Bitcoin’s trend is still much in favour of the bulls on the daily chart, but they appear exhausted and are currently taking a break following the latest drops. The drops were triggered by a bearish hammer candle, causing a pullback towards the previously broken high for support.

As a result, buying has faded over the past few hours with no pressure from the bulls’ side again. The bears have taken charge as they release pressure today amid rising supply.
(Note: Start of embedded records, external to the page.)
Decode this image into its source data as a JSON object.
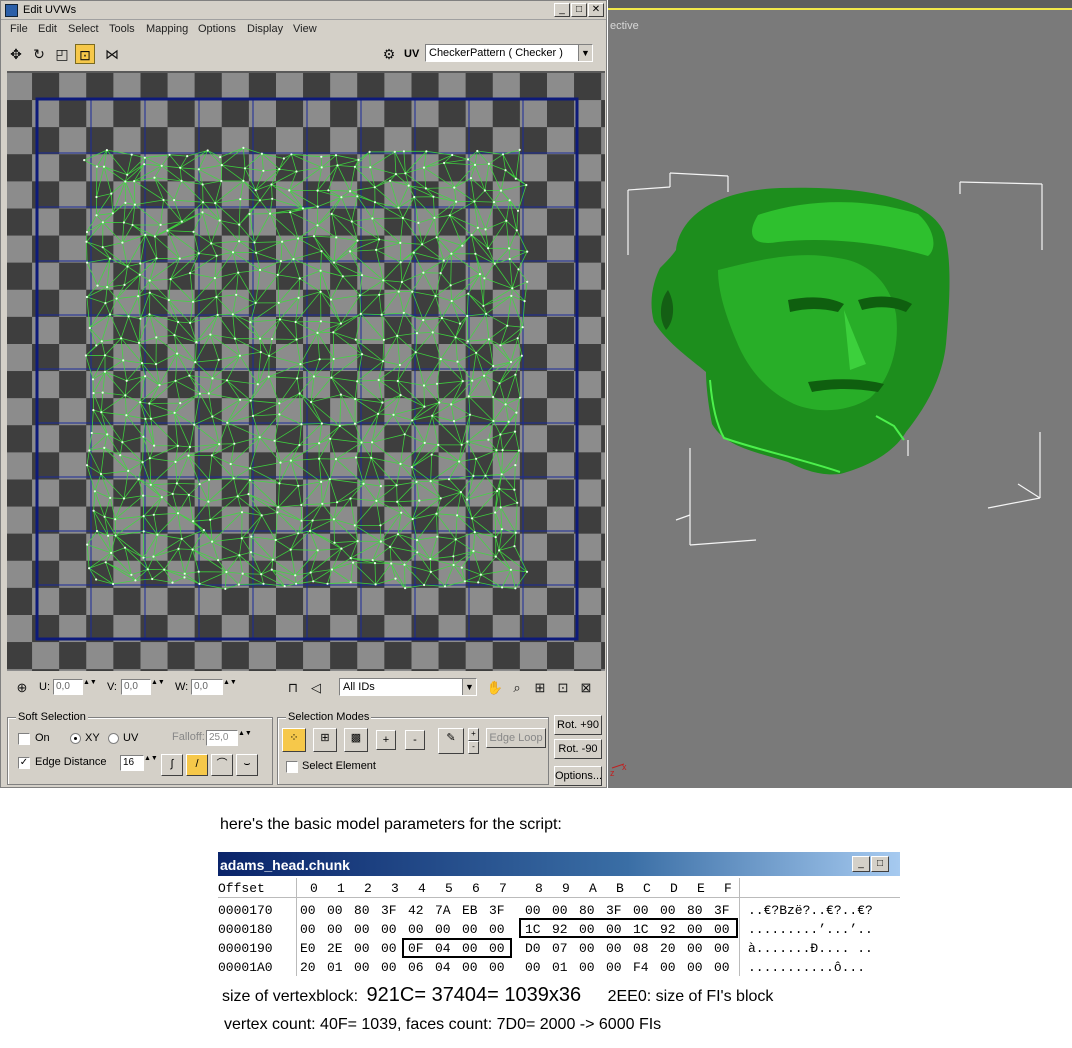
{
  "window": {
    "title": "Edit UVWs",
    "buttons": {
      "minimize": "_",
      "maximize": "□",
      "close": "✕"
    }
  },
  "menu": [
    "File",
    "Edit",
    "Select",
    "Tools",
    "Mapping",
    "Options",
    "Display",
    "View"
  ],
  "toolbar": {
    "tools": [
      "move-icon",
      "rotate-icon",
      "scale-icon",
      "freeform-icon",
      "mirror-icon"
    ],
    "uv_label": "UV",
    "texture_select": "CheckerPattern  ( Checker )"
  },
  "uv_bottom_bar": {
    "u_label": "U:",
    "u_value": "0,0",
    "v_label": "V:",
    "v_value": "0,0",
    "w_label": "W:",
    "w_value": "0,0",
    "ids_select": "All IDs"
  },
  "soft_selection": {
    "title": "Soft Selection",
    "on_label": "On",
    "on_checked": false,
    "xy_label": "XY",
    "uv_label": "UV",
    "selected_mode": "XY",
    "falloff_label": "Falloff:",
    "falloff_value": "25,0",
    "edge_distance_label": "Edge Distance",
    "edge_distance_checked": true,
    "edge_distance_value": "16"
  },
  "selection_modes": {
    "title": "Selection Modes",
    "plus_label": "+",
    "minus_label": "-",
    "edge_loop_label": "Edge Loop",
    "select_element_label": "Select Element",
    "select_element_checked": false
  },
  "rot_buttons": {
    "rot_plus": "Rot. +90",
    "rot_minus": "Rot. -90",
    "options": "Options..."
  },
  "viewport": {
    "label": "ective"
  },
  "caption": "here's the basic model parameters for the script:",
  "hex": {
    "title": "adams_head.chunk",
    "header_offset": "Offset",
    "header_cols": [
      "0",
      "1",
      "2",
      "3",
      "4",
      "5",
      "6",
      "7",
      "8",
      "9",
      "A",
      "B",
      "C",
      "D",
      "E",
      "F"
    ],
    "rows": [
      {
        "offset": "0000170",
        "bytes": [
          "00",
          "00",
          "80",
          "3F",
          "42",
          "7A",
          "EB",
          "3F",
          "00",
          "00",
          "80",
          "3F",
          "00",
          "00",
          "80",
          "3F"
        ],
        "ascii": "..€?Bzë?..€?..€?"
      },
      {
        "offset": "0000180",
        "bytes": [
          "00",
          "00",
          "00",
          "00",
          "00",
          "00",
          "00",
          "00",
          "1C",
          "92",
          "00",
          "00",
          "1C",
          "92",
          "00",
          "00"
        ],
        "ascii": ".........’...’.."
      },
      {
        "offset": "0000190",
        "bytes": [
          "E0",
          "2E",
          "00",
          "00",
          "0F",
          "04",
          "00",
          "00",
          "D0",
          "07",
          "00",
          "00",
          "08",
          "20",
          "00",
          "00"
        ],
        "ascii": "à.......Ð.... .."
      },
      {
        "offset": "00001A0",
        "bytes": [
          "20",
          "01",
          "00",
          "00",
          "06",
          "04",
          "00",
          "00",
          "00",
          "01",
          "00",
          "00",
          "F4",
          "00",
          "00",
          "00"
        ],
        "ascii": " ...........ô..."
      }
    ]
  },
  "notes": {
    "line1_label": "size of vertexblock:",
    "line1_value": "921C= 37404= 1039x36",
    "line1_extra": "2EE0: size of FI's block",
    "line2": "vertex count: 40F= 1039, faces count: 7D0= 2000  -> 6000 FIs"
  },
  "colors": {
    "uv_mesh": "#3ddc3d",
    "head": "#1f9a1f",
    "panel": "#d4d0c8",
    "viewport_bg": "#7a7a7a",
    "hex_title_bar": "#0a246a"
  }
}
On-chain Analysis and Sentiment

Several on-chain metrics have shown Bitcoin to have reached Euphoria once more. While this metric signals a potential bull cycle top, the market may collapse in no time. Looking at the above-generated chart from Checkonchain, the green vertical zone reveals a full history of “the Bitcoin euphoria zone” since inception, and as we can see, it’s now trading back in the zone after a four-month break.

As said earlier, sentiments surrounding BTC still appear positive from a long-term perspective, although things are much more likely to get uglier soon as the market enters a greedy state. As a matter of fact, the asset has reached an extremely overbought condition from a technical standpoint. A big crash should be expected when the market tops.